Efficacy: 36% reduction in ARR

38% reduction in disability progression

Side effects: flu-like symptoms, seizures, suicidal ideations, anaphylaxis, congestive heart failure, autoimmune disorder, abnormal liver enzymes

Pros: efficacious

Cons: very little

 

Ocrevus (ocrelizumab)

Mechanism of action: Ab that target cells with B lymphocytes, Ag CD20 this results in less Ab-dependent cytolysis and complement-mediated lysis

Efficacy:  47% ARR reduction compared with Rebif in RRMS (relapsing-remitting multiple sclerosis)

24% less likely to have a disability in PPMS (primary progressive multiple sclerosis)

Side effects: infusion reactions, hepatitis B reactivation, you cannot receive live vaccine, possible breast cancer

Pros: efficacious

Cons: concern for progressive multifocal leukoencephalopathy found in 1 patient post-marketing, possible breast cancer

 

Tecfidera (dimethyl fumarate)

Mechanism of action: nicotinic receptor agonist, mechanism is unknown

Efficacy:  49% ARR reduction in the DEFINE and CONFIRM clinical trials

38% delay in disability progression compared with placebo

85% reduction in new MRI lesions

Side effects: anaphylaxis, lymphopenia, abnormal liver enzymes, liver injury

Pros: oral, efficacious

Cons: PML found in 1 patient during the clinical trial, few more cases found post-marketing

 

Lemtrada (alemtuzamab)

Mechanism of action: binds to CD52 and depletes T and B cells

Efficacy: 49% less relapses compared with Rebif

65% relapse-free compared to 47% in patients with Rebif

Side effects: joint pain, infections, autoimmune diseases, lymphomas, breast cancer, skin cancer, thyroid cancer and lymphoproliferative cancer, infusion reactions

Pros: efficacious

Cons: Can cause serious autoimmune diseases, lymphomas, breast cancer, skin cancer, thyroid cancer and lymphoproliferative cancer, infusion reactions
Gilenya (fingolimod)

Mechanism of action: immunomodulation, works on the sphingosine 1-receptor modulator

Efficacy: 52% reduction in ARR compared with Avonex

82% reduced disability progression

38% reduction in T2 lesions

60% reduced T1 gad + lesions

Side effects: most common are headache, transaminitis, bradycardia (low heart rate), PML, heart block, PRES or posterior reversible encephalopathy syndrome (reversible damage to the posterior portion of the brain), basal cell carcinoma, teratogenicity

Pros: very efficacious compared to older agents

Cons: some of the worst side effects include PML, PRES, macular edema (swelling of the optic disc)

 

Tysabri (novantrone)

Mechanism of action: blocks alpha-4 integrin, an adhesion molecule on vascular endothelium, reduces activation of autoimmune cells

Efficacy: 67% reduction in ARR compared with placebo

85% reduction in new MRI lesions

Side effects: PML, herpes simplex virus, infections, abnormal liver enzymes, bradycardia, heart block

Pros: efficacious

Cons: risk of PML, bradycardia, heart block

 

In summary, the least efficacious medications are the most benign in terms of side effect profile, while the strongest immunomodulators have the more devastating potential side effects.

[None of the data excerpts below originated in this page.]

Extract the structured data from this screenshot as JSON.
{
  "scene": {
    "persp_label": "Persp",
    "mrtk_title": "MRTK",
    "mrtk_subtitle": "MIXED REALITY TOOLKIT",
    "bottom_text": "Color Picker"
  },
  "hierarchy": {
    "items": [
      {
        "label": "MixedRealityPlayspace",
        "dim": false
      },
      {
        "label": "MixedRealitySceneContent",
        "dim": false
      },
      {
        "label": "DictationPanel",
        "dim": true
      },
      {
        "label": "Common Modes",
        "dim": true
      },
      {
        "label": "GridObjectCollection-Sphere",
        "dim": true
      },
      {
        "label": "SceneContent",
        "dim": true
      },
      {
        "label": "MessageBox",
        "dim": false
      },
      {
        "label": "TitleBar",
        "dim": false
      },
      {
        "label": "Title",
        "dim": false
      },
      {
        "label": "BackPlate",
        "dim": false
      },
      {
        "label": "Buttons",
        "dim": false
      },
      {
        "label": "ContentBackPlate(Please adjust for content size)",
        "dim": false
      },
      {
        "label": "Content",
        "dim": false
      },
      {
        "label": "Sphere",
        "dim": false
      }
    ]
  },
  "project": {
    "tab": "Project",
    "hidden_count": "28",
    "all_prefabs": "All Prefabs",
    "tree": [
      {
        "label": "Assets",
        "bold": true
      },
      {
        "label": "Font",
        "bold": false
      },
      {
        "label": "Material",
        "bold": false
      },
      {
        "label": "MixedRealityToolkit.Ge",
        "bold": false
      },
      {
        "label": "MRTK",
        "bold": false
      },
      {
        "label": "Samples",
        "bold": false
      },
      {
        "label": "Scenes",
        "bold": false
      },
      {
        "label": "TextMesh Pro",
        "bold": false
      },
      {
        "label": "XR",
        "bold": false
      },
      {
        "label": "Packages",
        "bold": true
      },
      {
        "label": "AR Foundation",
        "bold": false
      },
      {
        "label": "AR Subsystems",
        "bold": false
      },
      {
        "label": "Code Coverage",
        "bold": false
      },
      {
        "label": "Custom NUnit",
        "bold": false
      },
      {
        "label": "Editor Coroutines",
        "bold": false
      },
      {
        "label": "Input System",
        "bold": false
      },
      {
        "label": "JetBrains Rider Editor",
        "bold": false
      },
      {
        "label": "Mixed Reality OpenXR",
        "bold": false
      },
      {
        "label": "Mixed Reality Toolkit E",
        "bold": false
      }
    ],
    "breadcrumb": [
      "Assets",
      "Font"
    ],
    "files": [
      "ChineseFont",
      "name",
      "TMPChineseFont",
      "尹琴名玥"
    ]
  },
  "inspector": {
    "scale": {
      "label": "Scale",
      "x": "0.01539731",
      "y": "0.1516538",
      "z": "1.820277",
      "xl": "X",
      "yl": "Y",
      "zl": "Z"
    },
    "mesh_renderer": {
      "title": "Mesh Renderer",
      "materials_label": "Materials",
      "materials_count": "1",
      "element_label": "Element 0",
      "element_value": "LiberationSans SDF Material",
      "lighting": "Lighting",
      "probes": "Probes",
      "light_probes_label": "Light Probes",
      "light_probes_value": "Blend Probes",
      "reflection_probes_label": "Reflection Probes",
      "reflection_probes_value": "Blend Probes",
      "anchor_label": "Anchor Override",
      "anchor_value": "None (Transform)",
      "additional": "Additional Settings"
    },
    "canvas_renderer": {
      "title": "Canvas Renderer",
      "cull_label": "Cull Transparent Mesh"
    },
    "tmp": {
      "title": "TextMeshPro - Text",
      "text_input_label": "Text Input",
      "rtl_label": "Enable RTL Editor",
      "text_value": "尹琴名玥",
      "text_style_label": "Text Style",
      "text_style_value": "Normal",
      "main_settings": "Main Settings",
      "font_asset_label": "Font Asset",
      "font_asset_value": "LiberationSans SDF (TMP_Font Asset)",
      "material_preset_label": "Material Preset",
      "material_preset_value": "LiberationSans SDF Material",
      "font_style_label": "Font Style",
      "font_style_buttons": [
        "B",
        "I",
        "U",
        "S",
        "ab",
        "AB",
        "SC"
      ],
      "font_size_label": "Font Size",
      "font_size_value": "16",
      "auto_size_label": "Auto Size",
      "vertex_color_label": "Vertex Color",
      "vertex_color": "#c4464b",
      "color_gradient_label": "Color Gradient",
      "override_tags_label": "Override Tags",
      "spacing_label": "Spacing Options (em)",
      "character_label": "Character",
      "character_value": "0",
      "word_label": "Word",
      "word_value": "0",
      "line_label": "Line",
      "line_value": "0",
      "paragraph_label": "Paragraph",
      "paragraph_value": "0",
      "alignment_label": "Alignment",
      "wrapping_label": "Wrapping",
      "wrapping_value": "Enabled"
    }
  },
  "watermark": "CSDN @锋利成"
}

While clinical trials reflect beneficial conclusions, attention must still be directed towards potential side effects occurring over a prolonged time which may not be reflected in clinical trials which usually involve a timeframe of a few years and do not span over decades. The real test is in the post-marketing groups.  Speak to your neurologist. See package insert for more complete information of side effects.